Department of Family and Preventive Medicine, University of California, San Diego, 9500 Gilman Drive, La Jolla, CA 92093-0607, USA.
BMJ. 2010 Mar 15;340:c1069. doi: 10.1136/bmj.c1069.
To study the causes and consequences of radiologically confirmed rib fractures (seldom considered in the context of osteoporosis) in community dwelling older men.
Prospective cohort study (Osteoporotic Fractures in Men (MrOS) Study).
5995 men aged 65 or over recruited in 2000-2 from six US sites; 99% answered mailed questionnaires about falls and fractures every four months for a mean 6.2 (SD 1.3) year follow-up.
New fractures validated by radiology reports; multivariate Cox proportional hazard ratios were used to evaluate factors independently associated with time to incident rib fracture; associations between baseline rib fracture and incident hip and wrist fracture were also evaluated.
The incidence of rib fracture was 3.5/1000 person years, and 24% (126/522) of all incident non-spine fractures were rib fractures. Nearly half of new rib fractures (48%; n=61) followed falling from standing height or lower. Independent risk factors for an incident rib fracture were age 80 or above, low bone density, difficulty with instrumental activities of daily living, and a baseline history of rib/chest fracture.
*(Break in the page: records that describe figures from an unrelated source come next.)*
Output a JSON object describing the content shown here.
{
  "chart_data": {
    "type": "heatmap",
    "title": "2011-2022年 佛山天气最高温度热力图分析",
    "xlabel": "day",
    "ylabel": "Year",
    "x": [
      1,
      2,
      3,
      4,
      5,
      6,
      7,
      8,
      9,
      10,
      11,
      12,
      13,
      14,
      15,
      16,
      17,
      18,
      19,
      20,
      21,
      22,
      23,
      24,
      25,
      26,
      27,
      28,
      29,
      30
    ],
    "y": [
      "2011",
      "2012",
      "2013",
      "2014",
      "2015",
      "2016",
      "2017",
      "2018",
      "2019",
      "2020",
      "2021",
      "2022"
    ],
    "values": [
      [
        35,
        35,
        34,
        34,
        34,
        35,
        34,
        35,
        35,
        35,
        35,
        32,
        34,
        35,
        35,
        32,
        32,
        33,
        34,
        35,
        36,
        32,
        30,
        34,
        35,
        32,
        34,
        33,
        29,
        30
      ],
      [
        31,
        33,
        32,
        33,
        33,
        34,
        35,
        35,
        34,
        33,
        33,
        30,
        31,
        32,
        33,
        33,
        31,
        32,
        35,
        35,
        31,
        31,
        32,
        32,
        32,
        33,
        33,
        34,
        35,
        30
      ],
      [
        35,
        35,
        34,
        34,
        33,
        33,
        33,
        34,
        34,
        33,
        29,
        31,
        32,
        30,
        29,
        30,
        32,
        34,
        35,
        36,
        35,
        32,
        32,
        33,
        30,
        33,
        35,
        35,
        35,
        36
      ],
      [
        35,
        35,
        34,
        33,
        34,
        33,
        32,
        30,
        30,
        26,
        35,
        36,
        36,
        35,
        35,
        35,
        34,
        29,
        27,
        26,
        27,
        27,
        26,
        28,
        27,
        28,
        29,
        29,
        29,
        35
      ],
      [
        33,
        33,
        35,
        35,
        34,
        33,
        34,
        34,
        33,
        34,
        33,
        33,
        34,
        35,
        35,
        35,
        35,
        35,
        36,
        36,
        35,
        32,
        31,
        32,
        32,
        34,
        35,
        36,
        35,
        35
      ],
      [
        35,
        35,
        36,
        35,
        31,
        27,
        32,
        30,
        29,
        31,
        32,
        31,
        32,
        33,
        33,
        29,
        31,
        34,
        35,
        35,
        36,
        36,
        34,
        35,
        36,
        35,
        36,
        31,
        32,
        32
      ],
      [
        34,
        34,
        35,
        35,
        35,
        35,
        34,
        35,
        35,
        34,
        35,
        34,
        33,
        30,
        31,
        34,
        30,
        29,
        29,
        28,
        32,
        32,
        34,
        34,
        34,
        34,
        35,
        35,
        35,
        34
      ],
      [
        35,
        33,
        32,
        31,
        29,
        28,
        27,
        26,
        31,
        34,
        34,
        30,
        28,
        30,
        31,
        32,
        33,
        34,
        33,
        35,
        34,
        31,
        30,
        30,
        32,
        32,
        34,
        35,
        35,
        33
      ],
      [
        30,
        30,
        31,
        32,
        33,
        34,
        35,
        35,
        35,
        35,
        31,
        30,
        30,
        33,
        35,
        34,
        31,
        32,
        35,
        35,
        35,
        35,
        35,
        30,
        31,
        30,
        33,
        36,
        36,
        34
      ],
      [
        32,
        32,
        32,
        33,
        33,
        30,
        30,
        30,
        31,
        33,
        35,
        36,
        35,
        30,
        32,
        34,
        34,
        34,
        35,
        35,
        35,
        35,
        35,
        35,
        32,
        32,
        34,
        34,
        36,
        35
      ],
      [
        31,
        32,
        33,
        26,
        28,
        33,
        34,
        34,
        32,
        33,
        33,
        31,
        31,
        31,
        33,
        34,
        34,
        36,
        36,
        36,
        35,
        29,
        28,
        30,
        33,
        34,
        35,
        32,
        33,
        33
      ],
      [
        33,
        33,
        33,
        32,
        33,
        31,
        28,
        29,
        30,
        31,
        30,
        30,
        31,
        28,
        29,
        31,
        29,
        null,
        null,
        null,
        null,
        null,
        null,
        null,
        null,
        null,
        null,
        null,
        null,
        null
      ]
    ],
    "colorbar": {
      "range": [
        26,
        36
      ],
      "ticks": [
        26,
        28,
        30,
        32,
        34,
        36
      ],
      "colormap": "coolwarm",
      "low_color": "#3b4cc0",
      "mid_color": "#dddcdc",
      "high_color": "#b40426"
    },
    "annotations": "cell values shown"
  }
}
Men with a history of rib/chest fracture had at least a twofold increased risk of an incident rib fracture (adjusted hazard ratio 2.71, 95% confidence interval 1.86 to 3.95), hip fracture (2.05, 1.33 to 3.15), and wrist fracture (2.06, 1.14 to 3.70). Only 14/82 of men reported being treated with bone specific drugs after their incident rib fracture.
Rib fracture, the most common incident clinical fracture in men, was associated with classic risk markers for osteoporosis, including old age, low hip bone mineral density, and history of fracture. A history of rib fracture predicted a more than twofold increased risk of future fracture of the rib, hip, or wrist, independent of bone density and other covariates. Rib fractures should be considered to be osteoporotic fractures in the evaluation of older men for treatment to prevent future fracture.
研究社区居住的老年男性中经影像学证实的肋骨骨折(很少在骨质疏松症的背景下考虑)的原因和后果。
前瞻性队列研究(男性骨质疏松性骨折研究)。
2000-2002 年从美国 6 个地点招募了 5995 名年龄在 65 岁或以上的男性;99%的人回答了关于跌倒和骨折的邮寄问卷,平均随访 6.2(SD 1.3)年。
通过放射学报告验证的新骨折;多变量 Cox 比例风险比用于评估与发生肋骨骨折时间相关的独立因素;还评估了基线肋骨骨折与新发髋部和腕部骨折之间的关系。
肋骨骨折的发生率为 3.5/1000 人年,24%(126/522)的所有非脊柱新发骨折为肋骨骨折。近一半的新发肋骨骨折(48%;n=61)是由从站立高度或更低处跌倒引起的。新发肋骨骨折的独立危险因素包括 80 岁或以上、骨密度低、日常生活活动困难以及基线肋骨/胸部骨折史。有肋骨/胸部骨折史的男性发生新发肋骨骨折的风险至少增加两倍(调整后的危险比 2.71,95%置信区间 1.86 至 3.95),髋部骨折(2.05,1.33 至 3.15)和腕部骨折(2.06,1.14 至 3.70)。只有 14/82 名男性报告在发生肋骨骨折后接受了针对骨骼的特定药物治疗。
肋骨骨折是男性最常见的临床新发骨折,与骨质疏松的典型危险因素相关,包括年龄较大、髋部骨密度低和骨折史。肋骨骨折史预测未来肋骨、髋部或腕部骨折的风险增加两倍以上,与骨密度和其他协变量无关。在评估老年男性是否需要治疗以预防未来骨折时,应将肋骨骨折视为骨质疏松性骨折。